US confident of NSG support for India N-deal
Washington hopes to win the agreement of the Nuclear Suppliers Group (NSG) including China and get the deal going in six months.india Updated: Dec 19, 2006 11:14 IST
With the law on the India-US civil nuclear accord in place, Washington hopes to win the agreement of the Nuclear Suppliers Group (NSG) including China and get the deal going in six months.
"The major hurdle was the agreement between India and the United States, number one, and the votes in the Congress," Nicholas Burns, undersecretary of state for political affairs, told reporters on Monday shortly before President George Bush signed the India bill into law.
In the next few months the two countries have to conclude the 123 civil nuclear agreement, essentially codifying their negotiations of the last 18 months.
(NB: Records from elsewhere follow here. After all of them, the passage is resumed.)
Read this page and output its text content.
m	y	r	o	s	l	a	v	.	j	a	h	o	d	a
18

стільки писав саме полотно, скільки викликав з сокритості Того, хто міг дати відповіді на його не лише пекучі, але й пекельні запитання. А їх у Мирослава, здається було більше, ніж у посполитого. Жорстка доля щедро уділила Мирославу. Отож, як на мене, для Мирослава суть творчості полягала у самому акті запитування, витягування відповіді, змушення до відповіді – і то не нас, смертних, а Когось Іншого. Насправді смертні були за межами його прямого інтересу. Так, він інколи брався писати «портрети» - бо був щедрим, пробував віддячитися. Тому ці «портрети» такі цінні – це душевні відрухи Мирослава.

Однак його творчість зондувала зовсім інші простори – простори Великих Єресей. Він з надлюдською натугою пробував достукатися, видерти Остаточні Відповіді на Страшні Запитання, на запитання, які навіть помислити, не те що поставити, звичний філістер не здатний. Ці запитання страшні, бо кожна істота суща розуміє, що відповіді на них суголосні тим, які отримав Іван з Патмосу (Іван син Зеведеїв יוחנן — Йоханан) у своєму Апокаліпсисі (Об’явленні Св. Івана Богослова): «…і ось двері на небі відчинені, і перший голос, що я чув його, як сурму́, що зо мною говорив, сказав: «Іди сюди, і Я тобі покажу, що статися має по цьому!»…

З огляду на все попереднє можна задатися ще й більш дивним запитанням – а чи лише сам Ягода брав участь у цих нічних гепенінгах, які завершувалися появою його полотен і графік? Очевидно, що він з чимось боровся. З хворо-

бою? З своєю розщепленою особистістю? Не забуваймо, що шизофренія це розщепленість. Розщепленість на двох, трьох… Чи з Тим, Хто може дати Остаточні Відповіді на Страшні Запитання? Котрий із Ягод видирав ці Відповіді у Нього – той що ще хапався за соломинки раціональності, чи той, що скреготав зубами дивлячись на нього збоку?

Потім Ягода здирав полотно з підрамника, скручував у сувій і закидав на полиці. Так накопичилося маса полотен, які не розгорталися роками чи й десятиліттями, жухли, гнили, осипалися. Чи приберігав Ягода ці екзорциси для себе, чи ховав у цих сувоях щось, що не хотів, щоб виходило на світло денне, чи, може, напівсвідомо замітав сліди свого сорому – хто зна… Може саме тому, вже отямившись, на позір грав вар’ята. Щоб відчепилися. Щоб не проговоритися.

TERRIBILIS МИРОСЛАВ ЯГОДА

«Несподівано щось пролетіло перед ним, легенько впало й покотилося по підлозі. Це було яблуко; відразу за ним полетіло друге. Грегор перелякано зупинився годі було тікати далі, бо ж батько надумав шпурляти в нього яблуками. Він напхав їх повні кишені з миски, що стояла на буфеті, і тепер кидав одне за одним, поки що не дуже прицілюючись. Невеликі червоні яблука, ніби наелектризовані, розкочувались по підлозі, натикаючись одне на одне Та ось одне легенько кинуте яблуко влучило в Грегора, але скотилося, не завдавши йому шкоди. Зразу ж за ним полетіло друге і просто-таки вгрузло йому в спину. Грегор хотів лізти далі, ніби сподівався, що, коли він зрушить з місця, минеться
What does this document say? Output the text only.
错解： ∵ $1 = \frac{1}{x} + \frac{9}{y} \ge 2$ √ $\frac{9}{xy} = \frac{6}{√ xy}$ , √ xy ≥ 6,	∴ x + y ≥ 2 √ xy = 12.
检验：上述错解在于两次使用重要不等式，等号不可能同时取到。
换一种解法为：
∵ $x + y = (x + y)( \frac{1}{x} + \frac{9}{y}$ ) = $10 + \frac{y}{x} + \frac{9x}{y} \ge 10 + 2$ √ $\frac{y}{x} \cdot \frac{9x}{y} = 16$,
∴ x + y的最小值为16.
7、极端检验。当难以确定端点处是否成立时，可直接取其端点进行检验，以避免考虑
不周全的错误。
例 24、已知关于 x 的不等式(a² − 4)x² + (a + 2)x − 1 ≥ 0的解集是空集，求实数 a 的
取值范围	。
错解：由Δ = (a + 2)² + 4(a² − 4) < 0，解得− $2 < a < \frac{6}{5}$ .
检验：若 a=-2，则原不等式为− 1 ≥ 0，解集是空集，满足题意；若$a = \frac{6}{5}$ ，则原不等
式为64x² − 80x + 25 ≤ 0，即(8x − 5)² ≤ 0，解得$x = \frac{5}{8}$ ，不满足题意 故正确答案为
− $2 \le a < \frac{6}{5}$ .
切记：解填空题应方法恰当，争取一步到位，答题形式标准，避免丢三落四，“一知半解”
India will also have to negotiate an IAEA (International Atomic Energy Agency) safeguards agreement. And then hopefully the NSG will follow the lead given by US and lift their restrictions on India as well, he said.
"If we're in fifth gear and move real fast at the beginning of 2007, I would hope we could do all that in six months. And this will represent a major sea change in the way the world works, in India's acceptance in the world," Burns said.
"It also, I think, in many ways speaks to the emergence of India as a global power, and the acceptance of India by the United States and the other powers in the world," he added.
Burns said he was confident about NSG arriving at a consensus on the issue with Russia, Germany, Britain, France, and Japan and Australia having all publicly announced their support.
"I was in China three weeks ago, talked to the Chinese. I do not believe the Chinese will block this. I think they will agree to consensus," he said; but there are some countries— Ireland, Denmark, Norway, Sweden and Finland, the Nordics— that have had some questions.
"But we're hopeful that they will join consensus. And I think they will. I think all eyes were on the United States," he said.
Burns would not agree that US intended the deal to be a counterweight to the relationship with China.
"We have some issues that separate us (from China), but in general the direction is good there. And we don't have a policy that would build up a relationship with India to contain China. But it's also true that our strategic interests in South and East Asia dictate good relations with the major powers," he said.
Asked if the Iranian provision in the India law was binding or non-binding, Burns said, "Well, I believe that one is a non-binding provision. It's a sense of the Congress, and it's appropriate that it should be a sense of the Congress, we thought."
Describing the India deal as "a unique deal for a unique state", Burns said US has no plans whatsoever to provide this kind of legislation for any other country, including Pakistan.
But Washington had kept Pakistan - "our most important partner" in countering Al-Qaeda and the Taliban in that part of the world— informed all the way through as "we didn't want them to be surprised", Burns said.
President Bush had himself described the civil nuclear accord with India to President Pervez Musharraf of Pakistan when he visited Islamabad last March.
"There are some Pakistanis who are not happy about it— not President Musharraf, but people beneath him. But I think the Pakistanis know that this is something very important that will build a new strategic relationship with India. So it's in our national interest," Burns said.
The choice before Washington was continued isolation of India, which gets you nothing, or bringing India into the international system with all the benefits strategic, and energy, and environmental, and proliferation, he said.
Citing IAEA Director General Mohamed ElBaradei, Burns said it would actually stem proliferation in the future, because India has not sold its nuclear technology anywhere. It hasn't sold it outside India; it certainly hasn't let it go on the black market, as some countries have. And so it's a positive example of a country that's been abiding by the civil commitments.
Asked why India does not sign the Nuclear Non-proliferation Treaty (NPT), Burns pointed out that India is not permitted to sign it as when the NPT was agreed to it said there should only be five nuclear weapons powers in the world.
"India came along three or four years later, in the mid-1970s, as you remember, it conducted a nuclear test. It's not possible for India to join the NPT as a nuclear weapons state. And so this agreement does not speak of nuclear weapons, but it does allow them, and allow us to have civil nuclear cooperation," he added.